Thank you to Ben Daley, who serves as the Chief Operating Officer and Chief Academic Officer at High Tech High, for sharing this information about the High Tech High ROP program.

CCSA: How many ROP instructors do you have?

Ben Daley: We have five and a half (FTE) instructors who are funded by ROP, including their benefits. These positions are technically employees of San Diego Unified School District, since the ROP funding is channeled through the district. However, our ROP instructors are fully integrated, meaning that they are on our campus full-time, attend faculty meetings, etc. The parents and students do not know the difference between a HTH-funded instructor and an ROP-funded instructor.

When I say that we have five and a half salaries paid for through the ROP Program, we have more than five and a half instructors teaching ROP classes. These employees are part-funded by ROP and part-funded by HTH. That helps with the integration that I was describing earlier. The main reason that we do this is we have small class sizes, a different number of school days than the district and longer classes, which means that we only teach four periods a day. Under the ROP Program, each instructor is supposed to generate a certain amount of ADA. Due to the fact that HTH is operating differently than a traditional public school, the five and a half instructors would not generate enough ADA for a full-time position, which is why we spread the ROP funding among more instructors.

CCSA: How long has High Tech High been operating an ROP Program?

Ben Daley: Seven years. We started operating an ROP Program as soon as we could. During our first two years, we only served ninth and tenth graders, and ROP is only available once students turn sixteen. Once we started serving juniors we were able to operate an ROP Program.

CCSA: What is the population that High Tech High serves?

BEN DALEY: Our FRL count is around 32 percent. Our ELL population is approximately one percent. Each of our three high schools chartered by SDUSD has between 400 and 550 students.

CCSA: What impact did the ROP program have on your school? (What problems did it solve/solutions did it provide?)

Ben Daley: HTH follows the philosophy that we should be a place where students are using their hands and their minds. The San Diego Unified School District's ROP Program has provided the money to do what we had planned to do anyway.

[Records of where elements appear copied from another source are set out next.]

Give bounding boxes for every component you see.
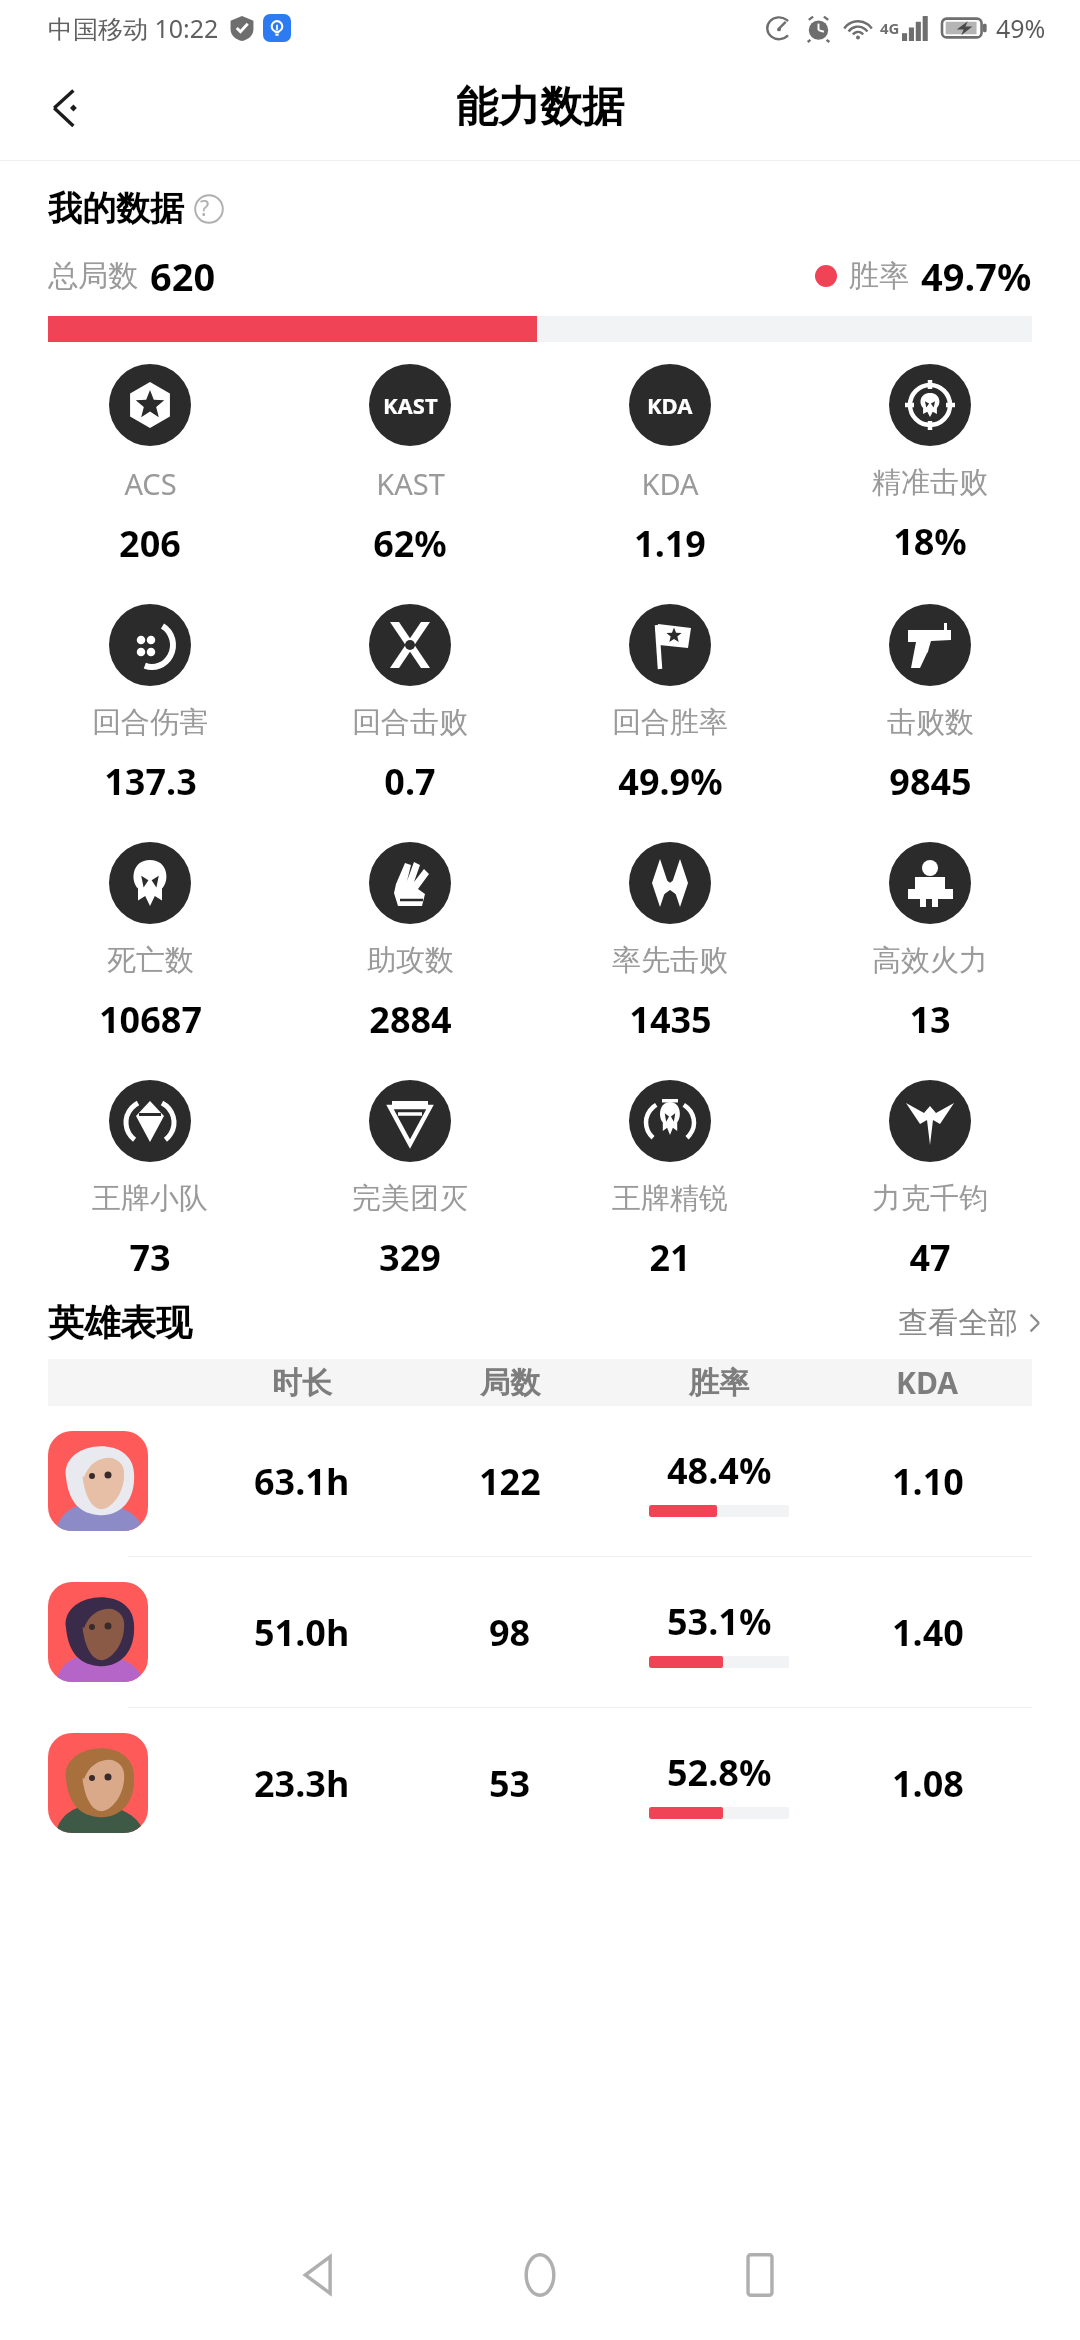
button[interactable]: KAST — [280, 364, 540, 568]
staticText: 精准击败 — [872, 464, 988, 501]
staticText: 1.10 — [892, 1457, 964, 1506]
staticText: 能力数据 — [456, 81, 624, 134]
staticText: 高效火力 — [872, 942, 988, 979]
staticText: 胜率 — [689, 1364, 749, 1402]
button[interactable]: Recents — [705, 2220, 815, 2330]
staticText: 18% — [893, 517, 967, 566]
staticText: KDA — [641, 464, 699, 503]
button[interactable]: 我的数据 — [48, 187, 1080, 230]
staticText: 局数 — [480, 1364, 540, 1402]
staticText: 回合胜率 — [612, 704, 728, 741]
button[interactable]: 回合伤害 — [20, 604, 280, 806]
staticText: 1435 — [629, 995, 712, 1044]
staticText: 2884 — [369, 995, 452, 1044]
staticText: 回合击败 — [352, 704, 468, 741]
staticText: KDA — [647, 390, 693, 420]
staticText: 51.0h — [254, 1608, 350, 1657]
staticText: 1.08 — [892, 1759, 964, 1808]
staticText: 胜率 — [849, 257, 909, 295]
staticText: 王牌精锐 — [612, 1180, 728, 1217]
staticText: 英雄表现 — [48, 1300, 192, 1345]
staticText: 63.1h — [254, 1457, 350, 1506]
staticText: 死亡数 — [107, 942, 194, 979]
button[interactable]: 查看全部 — [898, 1304, 1046, 1342]
staticText: 0.7 — [384, 757, 436, 806]
button[interactable]: 率先击败 — [540, 842, 800, 1044]
staticText: 力克千钧 — [872, 1180, 988, 1217]
staticText: 回合伤害 — [92, 704, 208, 741]
staticText: 47 — [909, 1233, 951, 1282]
staticText: 率先击败 — [612, 942, 728, 979]
staticText: 23.3h — [254, 1759, 350, 1808]
staticText: 助攻数 — [367, 942, 454, 979]
staticText: 4G — [880, 18, 900, 38]
staticText: 52.8% — [667, 1748, 772, 1797]
staticText: 53 — [489, 1759, 531, 1808]
staticText: 49.9% — [618, 757, 723, 806]
staticText: 21 — [649, 1233, 691, 1282]
staticText: 1.19 — [634, 519, 706, 568]
staticText: 49% — [996, 11, 1046, 45]
staticText: 我的数据 — [48, 187, 184, 230]
button[interactable]: 回合击败 — [280, 604, 540, 806]
staticText: 206 — [119, 519, 181, 568]
staticText: 48.4% — [667, 1446, 772, 1495]
staticText: 98 — [489, 1608, 531, 1657]
button[interactable]: ACS — [20, 364, 280, 568]
button[interactable]: 助攻数 — [280, 842, 540, 1044]
button[interactable]: Home — [485, 2220, 595, 2330]
staticText: 时长 — [272, 1364, 332, 1402]
staticText: ? — [200, 194, 210, 223]
button[interactable]: 23.3h — [48, 1708, 1032, 1858]
button[interactable]: 力克千钧 — [800, 1080, 1060, 1282]
button[interactable]: 死亡数 — [20, 842, 280, 1044]
staticText: 13 — [909, 995, 951, 1044]
button[interactable]: 回合胜率 — [540, 604, 800, 806]
button[interactable]: 精准击败 — [800, 364, 1060, 566]
button[interactable]: 63.1h — [48, 1406, 1032, 1556]
staticText: 10687 — [99, 995, 202, 1044]
staticText: 329 — [379, 1233, 441, 1282]
staticText: 击败数 — [887, 704, 974, 741]
staticText: 53.1% — [667, 1597, 772, 1646]
button[interactable]: 51.0h — [48, 1557, 1032, 1707]
staticText: 49.7% — [921, 250, 1032, 302]
staticText: 122 — [479, 1457, 541, 1506]
staticText: 王牌小队 — [92, 1180, 208, 1217]
staticText: 137.3 — [104, 757, 197, 806]
staticText: 中国移动 10:22 — [48, 11, 219, 45]
staticText: 查看全部 — [898, 1304, 1018, 1342]
staticText: 9845 — [889, 757, 972, 806]
staticText: KAST — [376, 464, 445, 503]
button[interactable]: 王牌精锐 — [540, 1080, 800, 1282]
button[interactable]: 王牌小队 — [20, 1080, 280, 1282]
button[interactable]: Back — [30, 71, 104, 145]
staticText: 完美团灭 — [352, 1180, 468, 1217]
button[interactable]: Back — [265, 2220, 375, 2330]
staticText: 620 — [150, 250, 216, 302]
button[interactable]: 击败数 — [800, 604, 1060, 806]
button[interactable]: KDA — [540, 364, 800, 568]
staticText: 73 — [129, 1233, 171, 1282]
staticText: KAST — [383, 390, 438, 420]
staticText: 1.40 — [892, 1608, 964, 1657]
staticText: ACS — [124, 464, 177, 503]
staticText: KDA — [896, 1362, 959, 1403]
staticText: 62% — [373, 519, 447, 568]
button[interactable]: 高效火力 — [800, 842, 1060, 1044]
button[interactable]: 完美团灭 — [280, 1080, 540, 1282]
staticText: 总局数 — [48, 257, 138, 295]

Traditionally, low-income, minority students are shuttled off to ROP on some branch campus. Our ROP program turns that tradition on its head. We offer ROP classes like digital design and media, engineering, biotechnology and principles of technology, which are all A-G approved. Plus, the students are taking college-prep classes, and not lower level English and math classes, because they apply the Geometry and Algebra that they learn to the work they do in ROP.

CCSA: What do you need from the Association and the Legislature around the ROP issues?

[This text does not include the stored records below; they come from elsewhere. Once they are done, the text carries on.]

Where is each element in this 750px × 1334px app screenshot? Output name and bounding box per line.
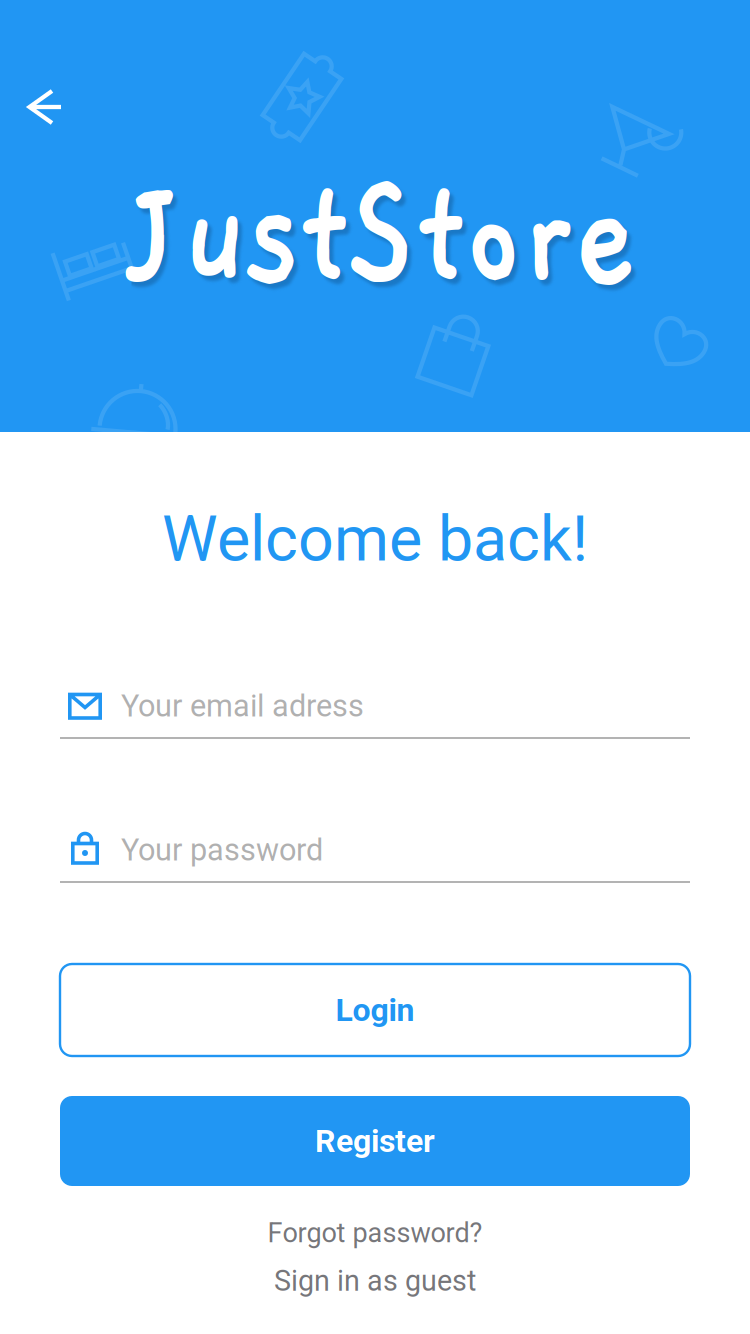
staticText: Login <box>336 991 414 1029</box>
staticText: Sign in as guest <box>274 1264 476 1298</box>
staticText: Your email adress <box>121 688 364 724</box>
button[interactable]: Sign in as guest <box>0 1258 750 1304</box>
button[interactable]: Forgot password? <box>0 1211 750 1255</box>
staticText: JustStore <box>74 153 694 319</box>
button[interactable]: Login <box>60 964 690 1056</box>
button[interactable]: Back <box>7 72 77 142</box>
staticText: Welcome back! <box>162 502 588 576</box>
staticText: Forgot password? <box>268 1217 482 1249</box>
button[interactable]: Register <box>60 1096 690 1186</box>
staticText: Register <box>315 1122 435 1160</box>
staticText: Your password <box>121 832 323 868</box>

Ben Daley: We want to legislatively do something so that the ROP money would go directly to charter schools; direct funding for ROP is needed. We need to free up the money to access it directly, just like we did with SPED funds. If we could access this funding ourselves, we would start our own program.

CCSA: One charter school that I recently spoke with is planning to partner with a local career college to offer some ROP classes, independent of the district. Is this something that HTH has considered?

Ben Daley: Not yet, but if a charter schools is able to get some funding to start a partnership like this, we'd be interested in participating as well.

CCSA: Is there anything else that you think I should know or would like to tell me?

Ben Daley: ROP has amazing potential that many people, including teachers of traditional subjects, don't realize. It's no longer a program where students are doing narrow skills training like woodwork off to the side of a high school campus. That's misdiagnosing what students are going to spend their lives doing and not preparing them for the real working world that they will enter after high school. Rather, ROP is about instructing students in a way so that they are both college and career ready, which is what we want for all kids.